Marked increase in dental erosion reported in Denmark

COPENHAGEN, Denmark: A survey conducted by the Danish Dental Association has revealed that dental erosion is increasing among the population. The association said that the finding was concerning and linked it to an increase in the consumption of sugary beverages. However, a new government initiative that extends free dental care to those aged 18–21 may help to combat the problem.

Danish Dental Association Chairman Dr Susanne Kleist says that the increase in cases of dental erosion is a clear threat to the oral health of future generations in Denmark. (Image: Danish Dental Association)

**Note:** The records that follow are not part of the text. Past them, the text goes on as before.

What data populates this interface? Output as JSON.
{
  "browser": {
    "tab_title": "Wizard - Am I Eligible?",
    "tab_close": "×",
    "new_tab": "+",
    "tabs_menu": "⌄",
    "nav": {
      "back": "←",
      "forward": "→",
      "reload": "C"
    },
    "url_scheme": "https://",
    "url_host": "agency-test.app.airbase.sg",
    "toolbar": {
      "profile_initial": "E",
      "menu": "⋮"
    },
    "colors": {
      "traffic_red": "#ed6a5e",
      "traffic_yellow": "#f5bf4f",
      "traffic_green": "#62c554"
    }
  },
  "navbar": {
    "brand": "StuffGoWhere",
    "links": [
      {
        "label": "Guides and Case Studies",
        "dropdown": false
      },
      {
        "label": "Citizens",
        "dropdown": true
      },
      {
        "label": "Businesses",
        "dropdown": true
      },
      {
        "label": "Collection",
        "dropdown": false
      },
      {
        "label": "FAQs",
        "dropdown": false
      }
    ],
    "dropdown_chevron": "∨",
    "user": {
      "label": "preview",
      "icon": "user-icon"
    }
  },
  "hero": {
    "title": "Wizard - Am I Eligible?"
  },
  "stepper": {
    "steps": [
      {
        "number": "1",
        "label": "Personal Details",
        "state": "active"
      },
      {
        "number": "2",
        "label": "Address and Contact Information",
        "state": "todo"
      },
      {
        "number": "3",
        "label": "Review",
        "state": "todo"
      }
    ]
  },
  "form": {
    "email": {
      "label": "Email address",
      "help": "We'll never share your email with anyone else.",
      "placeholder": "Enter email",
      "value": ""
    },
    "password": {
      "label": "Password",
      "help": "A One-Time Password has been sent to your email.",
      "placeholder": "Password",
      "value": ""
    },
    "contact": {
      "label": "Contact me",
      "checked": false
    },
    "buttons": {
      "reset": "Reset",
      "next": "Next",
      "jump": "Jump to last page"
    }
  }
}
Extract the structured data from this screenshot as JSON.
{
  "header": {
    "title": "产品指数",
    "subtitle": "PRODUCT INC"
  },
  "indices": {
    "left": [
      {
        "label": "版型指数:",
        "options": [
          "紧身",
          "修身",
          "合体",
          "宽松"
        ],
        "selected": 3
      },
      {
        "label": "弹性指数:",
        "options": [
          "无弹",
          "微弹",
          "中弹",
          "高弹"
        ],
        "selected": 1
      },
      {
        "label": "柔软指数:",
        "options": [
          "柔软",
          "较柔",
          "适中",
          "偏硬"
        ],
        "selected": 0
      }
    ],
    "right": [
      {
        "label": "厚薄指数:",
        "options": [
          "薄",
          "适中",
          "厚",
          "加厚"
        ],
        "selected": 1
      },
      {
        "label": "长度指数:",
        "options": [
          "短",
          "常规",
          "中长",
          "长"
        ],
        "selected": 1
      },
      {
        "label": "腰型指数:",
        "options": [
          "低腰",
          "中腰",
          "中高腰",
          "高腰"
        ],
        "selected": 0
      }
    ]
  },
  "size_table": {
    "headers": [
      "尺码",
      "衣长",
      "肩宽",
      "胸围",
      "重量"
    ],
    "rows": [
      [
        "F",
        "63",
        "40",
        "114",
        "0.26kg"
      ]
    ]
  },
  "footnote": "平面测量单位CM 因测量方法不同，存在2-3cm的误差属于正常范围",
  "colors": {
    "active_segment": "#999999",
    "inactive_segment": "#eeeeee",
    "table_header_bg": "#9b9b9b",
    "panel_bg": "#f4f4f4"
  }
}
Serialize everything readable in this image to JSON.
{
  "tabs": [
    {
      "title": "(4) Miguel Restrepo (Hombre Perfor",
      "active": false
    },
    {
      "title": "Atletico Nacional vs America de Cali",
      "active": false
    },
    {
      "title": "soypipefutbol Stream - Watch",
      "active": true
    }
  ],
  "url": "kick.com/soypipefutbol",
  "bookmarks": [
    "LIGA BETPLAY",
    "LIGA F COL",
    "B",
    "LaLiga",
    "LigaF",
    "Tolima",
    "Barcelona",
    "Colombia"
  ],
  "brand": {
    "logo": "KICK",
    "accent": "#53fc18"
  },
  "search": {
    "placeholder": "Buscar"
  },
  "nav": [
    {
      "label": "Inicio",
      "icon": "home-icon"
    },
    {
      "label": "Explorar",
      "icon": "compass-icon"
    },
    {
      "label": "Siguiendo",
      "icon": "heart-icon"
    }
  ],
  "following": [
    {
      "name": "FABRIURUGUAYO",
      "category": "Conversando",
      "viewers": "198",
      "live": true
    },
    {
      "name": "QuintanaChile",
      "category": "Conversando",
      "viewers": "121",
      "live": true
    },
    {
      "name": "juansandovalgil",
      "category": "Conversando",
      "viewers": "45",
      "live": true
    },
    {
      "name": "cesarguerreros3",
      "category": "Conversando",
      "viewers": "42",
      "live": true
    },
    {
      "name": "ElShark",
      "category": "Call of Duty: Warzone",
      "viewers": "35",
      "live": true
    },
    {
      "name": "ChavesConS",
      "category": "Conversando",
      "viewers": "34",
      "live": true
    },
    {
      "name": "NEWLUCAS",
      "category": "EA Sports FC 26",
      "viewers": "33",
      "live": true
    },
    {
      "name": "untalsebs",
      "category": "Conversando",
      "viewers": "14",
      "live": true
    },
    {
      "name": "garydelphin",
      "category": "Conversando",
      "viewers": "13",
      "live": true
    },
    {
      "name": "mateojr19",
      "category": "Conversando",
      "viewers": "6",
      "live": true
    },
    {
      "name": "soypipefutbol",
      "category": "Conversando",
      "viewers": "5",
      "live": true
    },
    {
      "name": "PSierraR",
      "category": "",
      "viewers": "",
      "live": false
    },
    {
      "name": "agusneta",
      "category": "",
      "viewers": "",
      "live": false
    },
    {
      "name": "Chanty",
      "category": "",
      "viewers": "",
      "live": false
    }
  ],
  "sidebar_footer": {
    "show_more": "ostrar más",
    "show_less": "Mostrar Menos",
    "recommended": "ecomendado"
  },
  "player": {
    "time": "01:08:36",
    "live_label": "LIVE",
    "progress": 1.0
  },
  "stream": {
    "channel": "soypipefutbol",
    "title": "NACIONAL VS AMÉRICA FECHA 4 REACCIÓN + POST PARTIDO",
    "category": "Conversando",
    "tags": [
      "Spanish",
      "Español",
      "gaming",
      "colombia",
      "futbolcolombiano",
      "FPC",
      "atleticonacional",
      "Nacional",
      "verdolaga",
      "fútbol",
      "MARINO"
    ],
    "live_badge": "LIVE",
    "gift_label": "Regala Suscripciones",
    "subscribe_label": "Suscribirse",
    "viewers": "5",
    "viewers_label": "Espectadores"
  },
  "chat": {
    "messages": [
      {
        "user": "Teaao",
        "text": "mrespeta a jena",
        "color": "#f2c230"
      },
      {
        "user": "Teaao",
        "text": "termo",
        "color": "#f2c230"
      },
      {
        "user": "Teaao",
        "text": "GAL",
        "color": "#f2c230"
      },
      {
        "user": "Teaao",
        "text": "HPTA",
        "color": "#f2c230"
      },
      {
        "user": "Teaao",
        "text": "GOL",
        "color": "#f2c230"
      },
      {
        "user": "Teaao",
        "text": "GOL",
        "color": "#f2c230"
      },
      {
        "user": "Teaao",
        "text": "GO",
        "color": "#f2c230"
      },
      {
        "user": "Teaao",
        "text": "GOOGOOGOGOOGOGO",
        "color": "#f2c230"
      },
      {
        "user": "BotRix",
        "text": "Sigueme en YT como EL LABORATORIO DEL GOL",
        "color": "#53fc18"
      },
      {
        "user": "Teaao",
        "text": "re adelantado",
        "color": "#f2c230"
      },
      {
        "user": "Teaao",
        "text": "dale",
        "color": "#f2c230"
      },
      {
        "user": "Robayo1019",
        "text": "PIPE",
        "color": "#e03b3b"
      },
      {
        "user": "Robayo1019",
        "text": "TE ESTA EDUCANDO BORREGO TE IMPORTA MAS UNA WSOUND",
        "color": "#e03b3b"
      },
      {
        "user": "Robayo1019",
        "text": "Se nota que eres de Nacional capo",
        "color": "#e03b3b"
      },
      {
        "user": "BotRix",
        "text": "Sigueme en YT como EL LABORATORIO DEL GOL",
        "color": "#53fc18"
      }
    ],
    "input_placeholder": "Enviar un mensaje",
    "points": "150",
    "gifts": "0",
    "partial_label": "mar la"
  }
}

Of the nearly 1,000 dentists surveyed, half reported that they had seen an increase since 2019 in the number of patients presenting with acid damage to their teeth. The study drew on research by the Danish National Food Institute that showed that the sales of soft drinks have increased dramatically in the last decade. In this regard, Danish English-language news site CPH Post reported that sales of soft drinks in Denmark have increased by 24% since 2012 and sales of energy drinks by nearly fivefold between 2010 and 2019.

“With summer now in full swing, and more fizzy drinks being consumed to beat the heat, dentists are warning people to be careful how they quench their thirst,” CPH Post wrote.

Danish Dental Association Chairman Dr Susanne Kleist told Dental Tribune International that she found the study results surprising and concerning. “This is without doubt a threat to the dental health of future generations. We have an important task ahead of us. We need to inform our patients about dental erosion and how it occurs and advise young people about responsible consumption of soft drinks in particular.”

A new government policy that affords free dental visits to young adults came into effect on 1 July. In its 2022 budget, the Danish government earmarked DKK 102.2 million (€13.7 million) for the provision of free dental care to 18- to 21-year-olds. That figure will increase incrementally until 2025, when it will reach DKK 413 million (€55.5 million).

A study of dental visits in Denmark between 2012 and 2016 found that 40% of the adult population did not visit the dentist annually.